06:04J'ai déjà travaillé sur des scènes de violences sexuelles simulées
06:06où la veille ou l'avant-veille,
06:08la comédienne a vécu une agression dans le métro.
06:10Évidemment, ça va changer ses limites.
06:12Donc ce n'est pas parce qu'on a dit en préparation
06:14que telle scène ne nous semble pas très compliquée
06:17que le jour même, on peut nous ramener
06:19à cette prise de position
06:21comme si elle était contractuelle.
06:23Et vous êtes habilité, par exemple, à dire à un réalisateur
06:27ou à un metteur en scène
06:28« Non, là, ce n'est pas utile, ce que tu proposes dans le scénario,
06:31cette main, ce geste, ce baiser ? »
06:34Ou ce sont les acteurs qui font passer ce message ?
06:36Moi, je suis au service de la mise en scène
06:40et des limites des acteurs.
06:42Donc je suis au service du récit,
06:43mais surtout des limites des acteuristes.
06:45Donc si, à un moment donné,
06:46quelque chose n'est pas compatible avec leurs limites,
06:49c'est là que je vais intervenir.
06:50Et encore une fois, j'interviens en forme de recommandation.
06:53Je ne suis pas productrice.
06:54Et ça se passe toujours de façon harmonieuse ?
06:57Il n'y a pas un moment où le réalisateur va s'énerver en disant
06:59« Si, moi, j'ai besoin de montrer ce bout de sein-là,
07:01donc laisse-moi montrer le bout de sein de l'actrice. »
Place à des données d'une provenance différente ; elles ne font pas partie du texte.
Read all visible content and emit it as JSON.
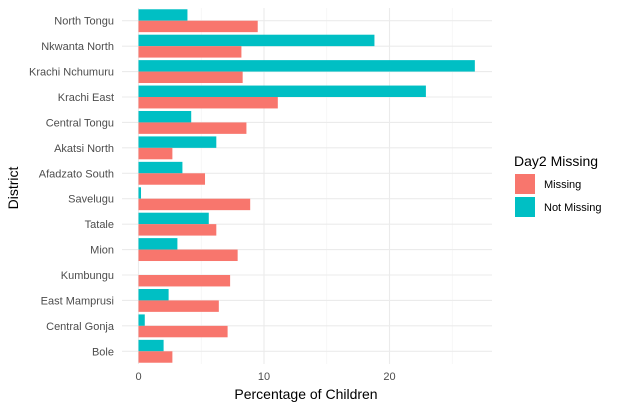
{
  "chart_data": {
    "type": "bar",
    "orientation": "horizontal",
    "xlabel": "Percentage of Children",
    "ylabel": "District",
    "xlim": [
      0,
      28
    ],
    "x_ticks": [
      0,
      10,
      20
    ],
    "grid": true,
    "legend": {
      "title": "Day2 Missing",
      "placement": "right",
      "entries": [
        "Missing",
        "Not Missing"
      ]
    },
    "categories": [
      "North Tongu",
      "Nkwanta North",
      "Krachi Nchumuru",
      "Krachi East",
      "Central Tongu",
      "Akatsi North",
      "Afadzato South",
      "Savelugu",
      "Tatale",
      "Mion",
      "Kumbungu",
      "East Mamprusi",
      "Central Gonja",
      "Bole"
    ],
    "series": [
      {
        "name": "Missing",
        "color": "#F8766D",
        "values": [
          9.5,
          8.2,
          8.3,
          11.1,
          8.6,
          2.7,
          5.3,
          8.9,
          6.2,
          7.9,
          7.3,
          6.4,
          7.1,
          2.7
        ]
      },
      {
        "name": "Not Missing",
        "color": "#00BFC4",
        "values": [
          3.9,
          18.8,
          26.8,
          22.9,
          4.2,
          6.2,
          3.5,
          0.2,
          5.6,
          3.1,
          0.0,
          2.4,
          0.5,
          2.0
        ]
      }
    ]
  }
}
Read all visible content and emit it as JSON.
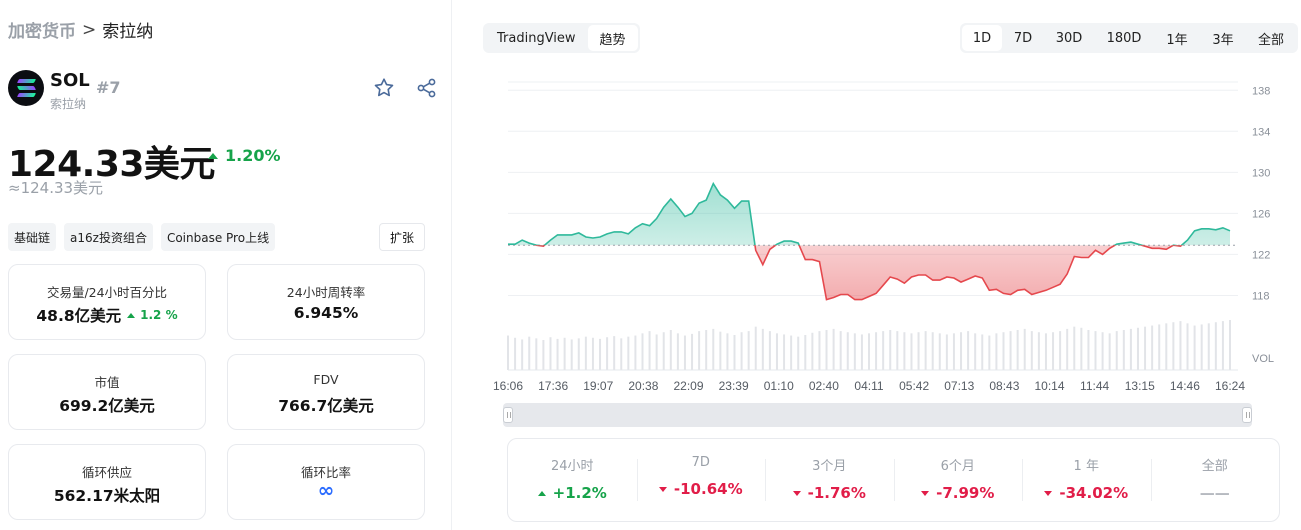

07:03Oui, bien sûr, parce que tout changement
07:04demande un certain effort d'adaptation
07:06et que quand on a eu l'habitude d'avoir les pleins pouvoirs
07:09sur les corps des actrices et des acteurs,
07:12parce que ça ne concerne pas que les femmes,
07:14il est parfois un petit peu compliqué de s'adapter.
07:16Mais moi, je pense à la bonne volonté de cette industrie.
07:19il y a effectivement des dinosaures et des pratiques ancrées.
07:23Ah bon ?
07:23Oui, voilà, comme vous pouvez le constater,
07:25comme la commission d'enquête a pu le constater
07:27avec vraiment grand détail.
07:29Cependant, il y a une volonté de mieux travailler ensemble
07:32et je pense que les outils qui sont proposés
07:35vont vraiment être adoptés et adaptés.
07:39Il y a 87 recommandations, Erwan Balanant.
07:41Est-ce qu'il y aura un suivi, d'une façon ou d'une autre,
07:44de ces recommandations ?
07:47Ah oui, évidemment.
07:48C'est une première étape, ce rapport que je sors aujourd'hui,
07:53donc au nom de la commission d'enquête.
07:55Et cette première étape, on la pose sur la table
07:57de tout le secteur, de toutes les filières du cinéma,
08:01de l'audiovisuel, du monde de la musique, du spectacle vivant,
08:04pour que chacun déjà constate et prenne leurs responsabilités.
08:11Parce que dans les sujets que l'on va devoir aborder
08:13pour améliorer les choses, parce que moi, ce que je refuse,
08:17c'est le caractère déceptif, c'est-à-dire avoir un rapport
08:21et que ce rapport ensuite ne serve à rien.
08:24Ce rapport, c'est une étape, une étape qui ira sans doute
08:27sur un certain nombre de sujets vers une proposition de loi
08:30que l'on écrira, oui.
08:31Merci en tout cas d'avoir été avec nous ce matin, Erwann Balanant.
08:36Merci Palona, Martine, merci Steven.